L’album vertigineux de Young Fathers, au nom du groove

4,0 / 5
© DR
4,0 / 5

Album - Heavy Heavy

Artiste - Young Fathers

Genre - Urban

Label - Pias

Philippe Cornet
Philippe Cornet Journaliste musique

Young Fathers propose un album vertigineux, dont les rythmes épongent les malheurs du monde, sans vouloir les éluder. Un exercice de joie crue.

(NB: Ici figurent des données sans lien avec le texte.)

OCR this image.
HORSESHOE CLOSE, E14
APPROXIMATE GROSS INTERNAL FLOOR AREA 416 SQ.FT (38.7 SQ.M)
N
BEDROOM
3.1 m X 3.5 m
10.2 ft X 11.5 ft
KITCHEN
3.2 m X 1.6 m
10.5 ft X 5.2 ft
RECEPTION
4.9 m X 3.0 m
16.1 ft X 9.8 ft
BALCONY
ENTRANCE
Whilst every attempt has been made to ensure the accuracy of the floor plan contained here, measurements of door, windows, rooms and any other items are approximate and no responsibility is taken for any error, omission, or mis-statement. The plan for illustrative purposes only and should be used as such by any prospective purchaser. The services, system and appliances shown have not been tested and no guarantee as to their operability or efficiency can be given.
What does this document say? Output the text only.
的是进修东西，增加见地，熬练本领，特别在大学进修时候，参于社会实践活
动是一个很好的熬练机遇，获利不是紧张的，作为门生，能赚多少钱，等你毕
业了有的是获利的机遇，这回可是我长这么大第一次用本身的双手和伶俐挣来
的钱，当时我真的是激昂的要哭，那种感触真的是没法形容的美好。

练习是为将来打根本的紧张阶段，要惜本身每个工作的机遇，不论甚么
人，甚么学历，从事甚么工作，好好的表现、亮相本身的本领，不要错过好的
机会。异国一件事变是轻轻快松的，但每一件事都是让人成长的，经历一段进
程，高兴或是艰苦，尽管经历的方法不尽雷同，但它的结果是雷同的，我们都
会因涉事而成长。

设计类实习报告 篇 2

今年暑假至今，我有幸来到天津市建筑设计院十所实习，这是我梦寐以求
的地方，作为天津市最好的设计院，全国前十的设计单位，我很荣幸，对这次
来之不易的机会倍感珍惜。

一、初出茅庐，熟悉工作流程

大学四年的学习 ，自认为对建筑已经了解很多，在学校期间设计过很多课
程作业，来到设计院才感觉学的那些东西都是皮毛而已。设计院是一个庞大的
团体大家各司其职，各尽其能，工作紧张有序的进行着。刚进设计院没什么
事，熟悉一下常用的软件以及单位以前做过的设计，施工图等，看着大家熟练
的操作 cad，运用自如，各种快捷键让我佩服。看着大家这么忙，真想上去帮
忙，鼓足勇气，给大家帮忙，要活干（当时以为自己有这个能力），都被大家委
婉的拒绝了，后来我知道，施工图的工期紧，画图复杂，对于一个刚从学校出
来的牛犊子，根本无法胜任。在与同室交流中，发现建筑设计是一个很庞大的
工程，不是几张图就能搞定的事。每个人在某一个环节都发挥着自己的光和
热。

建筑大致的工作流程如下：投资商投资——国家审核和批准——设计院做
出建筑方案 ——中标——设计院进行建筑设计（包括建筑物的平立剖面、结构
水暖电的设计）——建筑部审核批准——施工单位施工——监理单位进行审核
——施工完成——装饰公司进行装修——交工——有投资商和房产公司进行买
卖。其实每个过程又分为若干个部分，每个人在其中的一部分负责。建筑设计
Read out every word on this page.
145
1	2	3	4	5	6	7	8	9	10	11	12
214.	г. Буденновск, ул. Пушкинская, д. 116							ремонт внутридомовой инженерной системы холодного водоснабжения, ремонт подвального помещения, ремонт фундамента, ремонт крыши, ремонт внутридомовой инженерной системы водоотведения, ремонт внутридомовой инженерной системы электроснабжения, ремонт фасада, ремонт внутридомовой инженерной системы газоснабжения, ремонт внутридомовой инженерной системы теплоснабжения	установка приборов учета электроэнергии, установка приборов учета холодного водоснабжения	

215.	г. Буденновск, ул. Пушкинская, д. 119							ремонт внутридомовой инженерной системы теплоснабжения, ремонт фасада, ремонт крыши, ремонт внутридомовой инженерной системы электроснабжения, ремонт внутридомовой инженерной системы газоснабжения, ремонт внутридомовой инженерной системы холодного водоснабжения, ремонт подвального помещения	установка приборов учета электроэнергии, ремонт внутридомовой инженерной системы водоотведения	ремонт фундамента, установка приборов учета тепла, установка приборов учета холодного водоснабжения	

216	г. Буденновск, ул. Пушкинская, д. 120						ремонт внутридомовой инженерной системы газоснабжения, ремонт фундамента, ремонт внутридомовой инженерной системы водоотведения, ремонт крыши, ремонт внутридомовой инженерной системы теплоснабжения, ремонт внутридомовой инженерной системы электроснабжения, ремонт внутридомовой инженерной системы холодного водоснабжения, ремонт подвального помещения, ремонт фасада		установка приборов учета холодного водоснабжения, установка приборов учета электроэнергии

La première impression de ce quatrième long des Écossais de Young Fathers -le premier depuis 2018- est ce son. Pressé, compressé, empilant les couches de frénésie et de multiples parfums. Cela commence par Rice, où la voix d’intro rappelle un croassement à la Dylan alors que démarre en trombe un soundtrack qui a tout du paysage zoulou sud-africain, avec profusion de chœurs. D’ailleurs, l’accompagnement de choristes féminines, peu ou prou présentes dans le mix, est une quasi-constante des dix morceaux où elles flottent comme un nuage caféiné sur le fog d’Édimbourg. Le communiqué nous dit que les vainqueurs du Mercury Prize en 2014 (en concert le 22 février au Trix à Anvers) se sont ici concentrés sur la performance des trois titulaires: Alloysious Massaquoi, Kayus Bankole et G. Hastings. Concernant l’étiquette hip-hop de départ des “Jeunes Pères”, la nuance apportée au fil du temps, s’intensifie encore. Quelques traces de rap sont là, mais minoritaires plutôt que comme une identité globale revendiquée. C’est le cas dans Geronimo, premier single paru l’été dernier ou dans l’intro rap de Shoot Me Down, rayon épicé d’un grand magasin qui brasse spoken word, les chorales déjà évoquées et accompagnement bombastique. Croisant un maximum de sonorités: noires, rock, synthétiques, folks ou arabes. Ces deux dernières sont marquantes dans l’étonnant Ululation, où via les hululements, on se croirait dans une cérémonie ponctuée de youyous nord-africains, mais possiblement voisins de cornemuses libertaires.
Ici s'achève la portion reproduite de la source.